Jordanian writer and novelist

Samiha Khrais, alternative spelling Samihah Kharis (سميحة خريس, born 16 August 1956) is a Jordanian novelist, journalist and translator. She was born in Amman and completed her primary and secondary school education in Qatar and Sudan and her university education in Egypt. For around 20 years, Khrais held a number of positions in the field of journalism, including editor-in-chief for Jordanian Hatem magazine and writer for Al-Ittihad newspaper, among others. She served as board member of the Radio and Television Department and PEN International in Jordan, and one of the founders of Emirates Writers Union. She has published over 15 literary works, and was nominated for a number of literary prizes, most notably, the Katara Prize for Arabic Novel in 2017.

== Education ==
Khrais completed her primary education and part of her secondary education in Qatar. Due to the nature of her father's diplomatic post, Khrais resumed her secondary education in Sudan, and graduated in 1973 from the literary branch of the secondary school for girls in Khartoum. In 1978, she obtained her bachelor's degree in Sociology from Cairo University in Egypt. She writes in her native Arabic and in English.

== Career ==
Khrais first started working in the field of journalism and wrote for some of the well-known Arabic newspapers, including Al-Ittihad, an Emirati newspaper from 1981 to 1998, for Al-Dustour daily Egyptian newspaper in 1998, and Al Ra'i Jordanian newspaper. A year later, she was appointed director of the Cultural Department of Al Ra'i newspaper and editor-in-chief of Hatem, a children's magazine issued by the same newspaper. In 2009, she served as board member of the Radio and Television Department of the Jordan News Agency Petra. In addition, she was a member of cultural associations, including the Jordanian Writers Association, Jordan Press Association and PEN International. Khrais is also one of the founding members of the Emirates Writers Union.
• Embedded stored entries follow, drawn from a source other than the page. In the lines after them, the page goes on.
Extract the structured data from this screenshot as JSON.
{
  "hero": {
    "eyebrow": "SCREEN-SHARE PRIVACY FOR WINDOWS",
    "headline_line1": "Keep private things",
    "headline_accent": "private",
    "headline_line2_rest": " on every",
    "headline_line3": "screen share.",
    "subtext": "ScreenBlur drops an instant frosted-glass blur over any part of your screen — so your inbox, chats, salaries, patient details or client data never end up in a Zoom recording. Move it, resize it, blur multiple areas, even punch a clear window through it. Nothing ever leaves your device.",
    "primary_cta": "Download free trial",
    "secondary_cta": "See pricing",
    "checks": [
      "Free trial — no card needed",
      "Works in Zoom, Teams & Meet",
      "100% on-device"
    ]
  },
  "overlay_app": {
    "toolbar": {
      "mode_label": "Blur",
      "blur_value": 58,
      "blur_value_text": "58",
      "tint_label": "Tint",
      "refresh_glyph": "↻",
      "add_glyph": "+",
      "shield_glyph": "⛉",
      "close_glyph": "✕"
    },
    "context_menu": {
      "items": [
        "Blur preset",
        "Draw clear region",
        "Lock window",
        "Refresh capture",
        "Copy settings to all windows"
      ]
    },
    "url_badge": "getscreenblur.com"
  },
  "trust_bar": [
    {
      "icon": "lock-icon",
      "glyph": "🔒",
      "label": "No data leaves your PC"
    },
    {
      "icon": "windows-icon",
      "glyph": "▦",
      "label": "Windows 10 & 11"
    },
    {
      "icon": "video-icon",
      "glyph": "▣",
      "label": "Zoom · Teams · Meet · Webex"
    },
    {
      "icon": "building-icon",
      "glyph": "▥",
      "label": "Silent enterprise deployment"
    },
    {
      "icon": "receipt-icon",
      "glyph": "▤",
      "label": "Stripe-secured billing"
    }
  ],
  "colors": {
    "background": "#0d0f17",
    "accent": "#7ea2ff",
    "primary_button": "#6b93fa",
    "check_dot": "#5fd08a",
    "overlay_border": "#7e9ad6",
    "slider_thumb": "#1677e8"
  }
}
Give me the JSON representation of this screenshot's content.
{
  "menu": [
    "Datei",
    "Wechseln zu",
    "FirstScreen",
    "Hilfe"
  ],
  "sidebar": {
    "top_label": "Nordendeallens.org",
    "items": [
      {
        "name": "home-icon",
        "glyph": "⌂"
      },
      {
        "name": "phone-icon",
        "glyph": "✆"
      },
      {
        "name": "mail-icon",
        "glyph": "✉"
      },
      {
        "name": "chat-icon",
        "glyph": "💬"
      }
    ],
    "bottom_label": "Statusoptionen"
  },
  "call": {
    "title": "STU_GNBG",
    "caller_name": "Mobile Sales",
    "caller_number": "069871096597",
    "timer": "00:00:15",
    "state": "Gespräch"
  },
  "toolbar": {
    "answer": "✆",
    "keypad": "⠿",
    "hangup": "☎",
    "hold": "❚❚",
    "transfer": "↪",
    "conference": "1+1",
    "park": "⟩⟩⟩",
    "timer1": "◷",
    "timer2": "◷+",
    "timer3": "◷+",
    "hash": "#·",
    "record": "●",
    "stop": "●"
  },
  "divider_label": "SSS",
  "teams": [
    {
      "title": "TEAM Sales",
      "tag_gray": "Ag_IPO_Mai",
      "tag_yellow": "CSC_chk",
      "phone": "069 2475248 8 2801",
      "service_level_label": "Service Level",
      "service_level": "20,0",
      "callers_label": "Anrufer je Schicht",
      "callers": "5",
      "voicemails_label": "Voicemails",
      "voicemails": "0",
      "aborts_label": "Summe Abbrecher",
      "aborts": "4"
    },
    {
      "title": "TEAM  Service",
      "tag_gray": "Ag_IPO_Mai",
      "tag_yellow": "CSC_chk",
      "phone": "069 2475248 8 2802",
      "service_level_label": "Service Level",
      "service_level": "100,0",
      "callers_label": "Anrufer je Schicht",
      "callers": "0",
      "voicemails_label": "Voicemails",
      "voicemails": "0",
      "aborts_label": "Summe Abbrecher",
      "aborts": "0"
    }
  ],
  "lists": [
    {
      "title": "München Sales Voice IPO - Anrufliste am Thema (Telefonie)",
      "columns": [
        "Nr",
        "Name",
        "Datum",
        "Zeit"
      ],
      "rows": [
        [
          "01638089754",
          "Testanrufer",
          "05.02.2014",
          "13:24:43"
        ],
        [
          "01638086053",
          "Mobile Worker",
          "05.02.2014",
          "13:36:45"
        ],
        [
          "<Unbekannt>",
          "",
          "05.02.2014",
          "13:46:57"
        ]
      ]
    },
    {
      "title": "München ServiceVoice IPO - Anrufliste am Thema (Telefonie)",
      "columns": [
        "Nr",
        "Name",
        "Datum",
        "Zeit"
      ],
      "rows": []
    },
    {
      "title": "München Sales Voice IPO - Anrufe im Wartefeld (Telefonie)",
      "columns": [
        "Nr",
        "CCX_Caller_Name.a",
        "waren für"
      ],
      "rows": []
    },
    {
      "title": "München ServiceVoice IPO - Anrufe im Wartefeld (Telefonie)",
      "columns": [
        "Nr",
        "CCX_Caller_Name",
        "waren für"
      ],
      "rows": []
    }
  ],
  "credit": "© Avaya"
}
Khrais has published more than 15 novels and several short stories, written television and radio scripts and translated a selection of Jordanian short stories into English. Her literary works gained wide recognition; some of them were translated into other languages, such as The Notebook of Floods into German and Spanish, and The Plate into German. Other literary contributions were featured in Jordanian and other Arabic newspapers. In the years 2002 and 2003, her novels, The Tree of Leopards, Poppy and The Notebook of Floods, were broadcast by Jordan Radio and Television Corporation as a radio show. Another novel titled Crimea was aired as a television show under the name The Night and the Dessert. Khrais was awarded at the Cairo Festival for Radio and Television for several years for several of her novels, including The Tree of Leopards, Poppy and Crimea. In 2002, literary magazine Banipal featured contemporary Jordanian writers, including the translation of two chapters from Khrais's novel The Poppy.

== Works ==

=== Novels ===
- My Journey (original title: Rehlaty), Dar Al-Haitham, Beirut, 1980.
- The Tide (original title: Al-Madd), Dar Al-Shorouk, Amman, 1990.
- The Tree of Leopards: The Sharing of Life (original title: Shajarat Al-Fuhood: Taqaseem Al-Hayaah), Dar Al-Karmel For Publishing & Distribution, Amman, 1995.
- The Tree of Leopards: The Sharing of Passion (original title: Shajarat Al-Fuhood: Taqaseem Al-‘Eshq), Sharqiyat Publishing House, Cairo, 1997.
- Crimea (original title: Al-Qurumiyah), Greater Amman Municipality publications, Amman, 1998.
- Poppy (original title: Khashkash), The Centre for Arab Unity, Beirut, 2000.
- The Notebook of Floods (original title: Dafaatir Al-Tawafaan), Greater Amman Municipality publications, Amman, 2003 (first edition), and Al-Dar Al-Masriah Al-Lubnaniah, Cairo 2004 (second edition).
- The Plate (original title: Al-Sahn), Dar Azminah For Publishing & Distribution, Amman, 2003.
- Nara: The Paper Empire (original title: Imbraturiy-it Waraq), Dar Nara for Publishing & Distribution Amman, 2007
- Dancing with the Devil (original title: Al-Raqs Ma’ Al-Shaytaan), Dar Nara for Publishing & Distribution, Amman, 2008.
- Us (original title: Nahn-u), Dar Nara for Publishing & Distribution, Amman, 2009.
- Yahya (original title: Yahya), Dar Thaqafaat, Beirut, 2010, and Arab Scientific Publishers House, Beirut, 2010.
- On a Bird’s Wing (original title: ‘Ala Ginaah Al-Tayr), Dar Al-Hiwar, Latakia, 2011.
- Slaves’ Peanuts, (original title: Fustuq ʻabīd) 2016.
- The Tree Stump: An Arabic Historical Novel. East Lansing. Michigan State University Press. 2019.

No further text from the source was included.